The committee took the view that as Singapore is a secular state, it would not be appropriate for the state to spell out that a Malay must also be Muslim to contest in a GRC.

There was one other issue: a good number of Malays had Indian, Arab or Other on their ICs due to their ethnicity or parentage, even though they had long associated with the Malay community.

The Select Committee recognised this point. It also accepted a submission that sociologically, self-definition is the only valid way to define an ethnic group. “A person belonging to the Malay community must think of himself as Malay, and must be acceptable to the Malay community,” it said. “Therefore the legislation should not lay down prescriptive criteria as to who does or does not belong to the Malay community, but should define a mechanism to let the community decide for itself.”

This mechanism has taken the form of a community committee, which the Select Committee report said would be “a safeguard against an unacceptable candidate being wrongly certified as a member of the Malay community”.

At the same time, the Parliamentary Elections Act – and the latest amendments to Article 19B of the Constitution – define a person belonging to the Malay community as “any person, whether of the Malay race or otherwise, who considers himself to be a member of the Malay community and who is generally accepted as a member of the Malay community by that community”.

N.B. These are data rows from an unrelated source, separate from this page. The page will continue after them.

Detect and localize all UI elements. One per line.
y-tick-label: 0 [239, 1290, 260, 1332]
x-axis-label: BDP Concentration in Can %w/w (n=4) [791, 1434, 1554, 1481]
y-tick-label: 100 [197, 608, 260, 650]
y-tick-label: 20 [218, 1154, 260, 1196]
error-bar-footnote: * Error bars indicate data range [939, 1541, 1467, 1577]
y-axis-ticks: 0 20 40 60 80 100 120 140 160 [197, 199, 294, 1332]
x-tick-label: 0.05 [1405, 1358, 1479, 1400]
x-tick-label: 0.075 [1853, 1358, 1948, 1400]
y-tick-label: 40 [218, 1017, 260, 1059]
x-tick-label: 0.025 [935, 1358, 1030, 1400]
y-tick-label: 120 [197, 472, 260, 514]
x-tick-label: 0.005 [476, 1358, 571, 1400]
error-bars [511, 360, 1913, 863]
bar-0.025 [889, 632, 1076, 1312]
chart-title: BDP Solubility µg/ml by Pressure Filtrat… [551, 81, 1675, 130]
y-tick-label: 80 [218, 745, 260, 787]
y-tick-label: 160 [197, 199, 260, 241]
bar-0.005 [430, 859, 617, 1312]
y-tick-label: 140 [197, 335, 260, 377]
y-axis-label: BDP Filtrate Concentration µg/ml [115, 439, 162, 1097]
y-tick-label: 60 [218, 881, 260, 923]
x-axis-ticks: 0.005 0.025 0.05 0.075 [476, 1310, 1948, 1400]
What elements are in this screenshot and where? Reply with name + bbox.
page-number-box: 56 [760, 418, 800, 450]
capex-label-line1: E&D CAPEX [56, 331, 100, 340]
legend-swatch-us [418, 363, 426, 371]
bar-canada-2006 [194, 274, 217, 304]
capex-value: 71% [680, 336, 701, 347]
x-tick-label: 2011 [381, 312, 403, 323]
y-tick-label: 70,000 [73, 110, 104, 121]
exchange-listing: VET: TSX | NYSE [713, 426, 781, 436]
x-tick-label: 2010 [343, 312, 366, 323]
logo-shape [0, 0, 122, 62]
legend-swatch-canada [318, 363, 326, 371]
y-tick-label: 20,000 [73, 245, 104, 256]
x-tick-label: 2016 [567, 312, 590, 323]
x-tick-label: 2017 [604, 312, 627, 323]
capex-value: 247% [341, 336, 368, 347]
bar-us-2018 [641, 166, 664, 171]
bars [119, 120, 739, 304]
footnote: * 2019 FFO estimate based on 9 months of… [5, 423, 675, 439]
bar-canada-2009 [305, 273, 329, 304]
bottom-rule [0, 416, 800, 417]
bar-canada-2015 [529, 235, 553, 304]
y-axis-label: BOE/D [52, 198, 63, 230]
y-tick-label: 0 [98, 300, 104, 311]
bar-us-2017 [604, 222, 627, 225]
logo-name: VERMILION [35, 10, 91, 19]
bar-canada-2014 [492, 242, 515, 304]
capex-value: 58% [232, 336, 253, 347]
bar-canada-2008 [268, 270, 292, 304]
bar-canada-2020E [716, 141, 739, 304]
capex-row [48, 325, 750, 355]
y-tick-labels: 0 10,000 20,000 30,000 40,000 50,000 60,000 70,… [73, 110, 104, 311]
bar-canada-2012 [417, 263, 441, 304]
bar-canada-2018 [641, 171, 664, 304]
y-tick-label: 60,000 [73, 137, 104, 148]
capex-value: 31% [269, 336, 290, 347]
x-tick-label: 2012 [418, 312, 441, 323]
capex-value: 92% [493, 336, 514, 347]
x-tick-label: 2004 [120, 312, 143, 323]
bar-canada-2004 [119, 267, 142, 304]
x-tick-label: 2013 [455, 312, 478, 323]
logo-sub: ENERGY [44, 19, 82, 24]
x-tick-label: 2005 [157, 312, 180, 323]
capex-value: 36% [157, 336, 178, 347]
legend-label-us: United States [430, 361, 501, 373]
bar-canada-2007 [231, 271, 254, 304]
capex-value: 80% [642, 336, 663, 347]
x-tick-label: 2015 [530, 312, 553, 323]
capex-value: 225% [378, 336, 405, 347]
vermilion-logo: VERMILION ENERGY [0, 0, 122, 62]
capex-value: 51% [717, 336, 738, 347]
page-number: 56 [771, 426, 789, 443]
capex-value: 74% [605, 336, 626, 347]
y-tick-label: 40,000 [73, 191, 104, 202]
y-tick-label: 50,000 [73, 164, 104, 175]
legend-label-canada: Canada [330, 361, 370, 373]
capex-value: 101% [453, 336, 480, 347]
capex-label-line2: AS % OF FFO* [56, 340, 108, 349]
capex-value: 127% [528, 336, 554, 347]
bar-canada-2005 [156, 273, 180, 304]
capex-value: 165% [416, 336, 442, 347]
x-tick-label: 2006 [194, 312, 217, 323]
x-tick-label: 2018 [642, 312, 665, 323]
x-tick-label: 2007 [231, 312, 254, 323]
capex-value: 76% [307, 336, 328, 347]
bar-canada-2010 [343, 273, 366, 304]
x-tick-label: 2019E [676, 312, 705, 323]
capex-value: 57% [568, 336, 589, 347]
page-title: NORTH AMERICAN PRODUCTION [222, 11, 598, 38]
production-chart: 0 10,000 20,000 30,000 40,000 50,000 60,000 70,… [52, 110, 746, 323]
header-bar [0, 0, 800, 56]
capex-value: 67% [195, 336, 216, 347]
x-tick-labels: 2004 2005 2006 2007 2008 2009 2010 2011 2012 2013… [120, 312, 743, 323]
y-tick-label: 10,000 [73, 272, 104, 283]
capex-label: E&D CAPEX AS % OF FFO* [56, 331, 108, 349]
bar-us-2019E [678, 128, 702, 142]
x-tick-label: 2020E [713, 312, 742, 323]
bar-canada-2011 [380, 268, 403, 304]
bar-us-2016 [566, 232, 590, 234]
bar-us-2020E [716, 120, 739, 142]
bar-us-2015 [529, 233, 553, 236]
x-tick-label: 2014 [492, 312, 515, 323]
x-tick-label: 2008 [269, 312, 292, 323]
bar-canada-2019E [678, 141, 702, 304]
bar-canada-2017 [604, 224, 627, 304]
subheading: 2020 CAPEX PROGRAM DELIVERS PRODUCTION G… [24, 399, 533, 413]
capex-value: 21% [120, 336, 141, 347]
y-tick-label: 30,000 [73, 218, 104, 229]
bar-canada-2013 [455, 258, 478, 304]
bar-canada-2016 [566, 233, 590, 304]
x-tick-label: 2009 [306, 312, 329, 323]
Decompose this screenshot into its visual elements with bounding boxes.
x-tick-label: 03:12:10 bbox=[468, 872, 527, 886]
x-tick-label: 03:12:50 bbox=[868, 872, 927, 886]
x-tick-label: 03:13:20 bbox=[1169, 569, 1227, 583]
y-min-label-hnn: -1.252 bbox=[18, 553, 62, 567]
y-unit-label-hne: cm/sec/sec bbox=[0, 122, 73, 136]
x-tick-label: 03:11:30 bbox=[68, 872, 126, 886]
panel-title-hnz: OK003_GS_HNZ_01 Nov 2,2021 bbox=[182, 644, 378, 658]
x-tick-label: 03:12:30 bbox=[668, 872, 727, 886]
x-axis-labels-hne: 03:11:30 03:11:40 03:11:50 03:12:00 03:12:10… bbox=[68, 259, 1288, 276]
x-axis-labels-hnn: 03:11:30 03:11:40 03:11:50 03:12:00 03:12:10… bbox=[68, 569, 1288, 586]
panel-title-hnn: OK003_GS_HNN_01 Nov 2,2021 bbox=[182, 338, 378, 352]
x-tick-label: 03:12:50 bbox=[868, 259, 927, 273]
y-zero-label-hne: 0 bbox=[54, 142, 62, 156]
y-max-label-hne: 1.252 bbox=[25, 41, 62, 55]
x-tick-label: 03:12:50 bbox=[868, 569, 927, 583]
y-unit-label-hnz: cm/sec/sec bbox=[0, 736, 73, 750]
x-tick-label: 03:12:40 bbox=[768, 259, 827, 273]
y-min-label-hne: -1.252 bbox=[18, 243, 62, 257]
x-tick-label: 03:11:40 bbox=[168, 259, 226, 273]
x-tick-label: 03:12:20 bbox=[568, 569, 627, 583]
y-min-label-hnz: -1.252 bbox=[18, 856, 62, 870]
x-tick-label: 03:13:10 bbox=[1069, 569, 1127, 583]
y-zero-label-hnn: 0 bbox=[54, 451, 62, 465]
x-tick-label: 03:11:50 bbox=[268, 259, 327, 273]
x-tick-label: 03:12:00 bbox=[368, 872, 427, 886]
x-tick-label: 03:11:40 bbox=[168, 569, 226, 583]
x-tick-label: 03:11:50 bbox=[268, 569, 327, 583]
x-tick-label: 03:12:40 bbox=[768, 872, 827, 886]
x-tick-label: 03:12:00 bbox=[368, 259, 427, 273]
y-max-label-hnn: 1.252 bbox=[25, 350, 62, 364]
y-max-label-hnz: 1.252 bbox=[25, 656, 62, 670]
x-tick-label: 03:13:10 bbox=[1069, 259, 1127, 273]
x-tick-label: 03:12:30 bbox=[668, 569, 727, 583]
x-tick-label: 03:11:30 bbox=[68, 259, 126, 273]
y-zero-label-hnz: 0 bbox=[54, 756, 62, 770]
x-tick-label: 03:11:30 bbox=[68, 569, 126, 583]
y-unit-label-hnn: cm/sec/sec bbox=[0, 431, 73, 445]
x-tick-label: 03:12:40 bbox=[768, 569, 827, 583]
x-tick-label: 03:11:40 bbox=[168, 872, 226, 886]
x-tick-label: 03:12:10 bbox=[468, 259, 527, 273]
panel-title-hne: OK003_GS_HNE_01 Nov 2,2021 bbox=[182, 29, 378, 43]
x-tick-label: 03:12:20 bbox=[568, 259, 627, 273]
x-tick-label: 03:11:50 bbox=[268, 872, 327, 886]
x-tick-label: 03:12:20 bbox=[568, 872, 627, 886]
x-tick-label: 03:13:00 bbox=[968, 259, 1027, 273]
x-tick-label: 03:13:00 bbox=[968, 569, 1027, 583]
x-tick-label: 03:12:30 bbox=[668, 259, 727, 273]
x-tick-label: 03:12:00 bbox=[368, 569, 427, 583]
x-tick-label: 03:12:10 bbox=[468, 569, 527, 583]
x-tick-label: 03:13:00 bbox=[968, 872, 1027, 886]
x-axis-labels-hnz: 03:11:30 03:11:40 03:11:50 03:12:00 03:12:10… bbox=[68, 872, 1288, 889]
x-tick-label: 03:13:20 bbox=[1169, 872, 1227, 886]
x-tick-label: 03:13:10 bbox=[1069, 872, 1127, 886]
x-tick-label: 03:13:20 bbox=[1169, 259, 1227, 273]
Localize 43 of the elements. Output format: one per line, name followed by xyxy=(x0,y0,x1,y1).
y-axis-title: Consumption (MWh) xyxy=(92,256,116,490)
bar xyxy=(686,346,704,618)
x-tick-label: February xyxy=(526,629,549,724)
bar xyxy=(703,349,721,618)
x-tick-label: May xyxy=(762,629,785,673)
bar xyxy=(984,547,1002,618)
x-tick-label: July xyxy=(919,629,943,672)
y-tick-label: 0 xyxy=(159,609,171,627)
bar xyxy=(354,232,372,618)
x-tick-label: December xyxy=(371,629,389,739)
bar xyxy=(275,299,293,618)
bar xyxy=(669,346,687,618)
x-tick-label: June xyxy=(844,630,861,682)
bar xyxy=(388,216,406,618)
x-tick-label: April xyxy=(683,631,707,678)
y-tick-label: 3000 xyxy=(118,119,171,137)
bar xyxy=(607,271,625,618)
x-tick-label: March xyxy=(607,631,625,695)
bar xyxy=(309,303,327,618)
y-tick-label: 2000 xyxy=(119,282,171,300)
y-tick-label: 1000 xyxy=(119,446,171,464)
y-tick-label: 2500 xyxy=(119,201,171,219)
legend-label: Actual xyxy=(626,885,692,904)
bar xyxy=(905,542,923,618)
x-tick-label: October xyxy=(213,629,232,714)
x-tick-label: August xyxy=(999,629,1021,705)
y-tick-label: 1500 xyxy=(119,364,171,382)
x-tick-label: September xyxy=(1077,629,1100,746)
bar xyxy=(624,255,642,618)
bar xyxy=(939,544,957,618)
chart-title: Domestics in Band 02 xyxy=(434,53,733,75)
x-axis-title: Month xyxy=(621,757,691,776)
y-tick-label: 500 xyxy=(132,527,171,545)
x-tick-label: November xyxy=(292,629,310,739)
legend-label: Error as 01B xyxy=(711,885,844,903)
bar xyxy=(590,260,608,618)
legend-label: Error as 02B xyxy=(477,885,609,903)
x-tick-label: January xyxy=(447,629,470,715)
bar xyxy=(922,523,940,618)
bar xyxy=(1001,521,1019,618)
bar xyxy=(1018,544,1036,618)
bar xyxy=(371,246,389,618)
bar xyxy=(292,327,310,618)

A similar approach has been adopted for aspiring candidates for the presidential election in the latest round of changes to the law.

Associate Professor Eugene Tan of the Singapore Management University School of Law notes the criteria for running as a minority in a GRC is the same as that for a presidential election.

And during the debate on changes to the Presidential Elections Act on how race is defined earlier this year, MPs called for a broad, inclusive approach to be adopted.

Singapore’s Malay community has long held an expansive view of race – and been open to newcomers and others keen to identify with it.

It is a signal of confidence and courage – and nothing could be further from that than questioning whether someone who identifies as Malay and is accepted as Malay is “pure Malay” or “Malay enough”.

So long as a person identifies as Malay and is generally accepted as such by the community, his Malayness should not be questioned.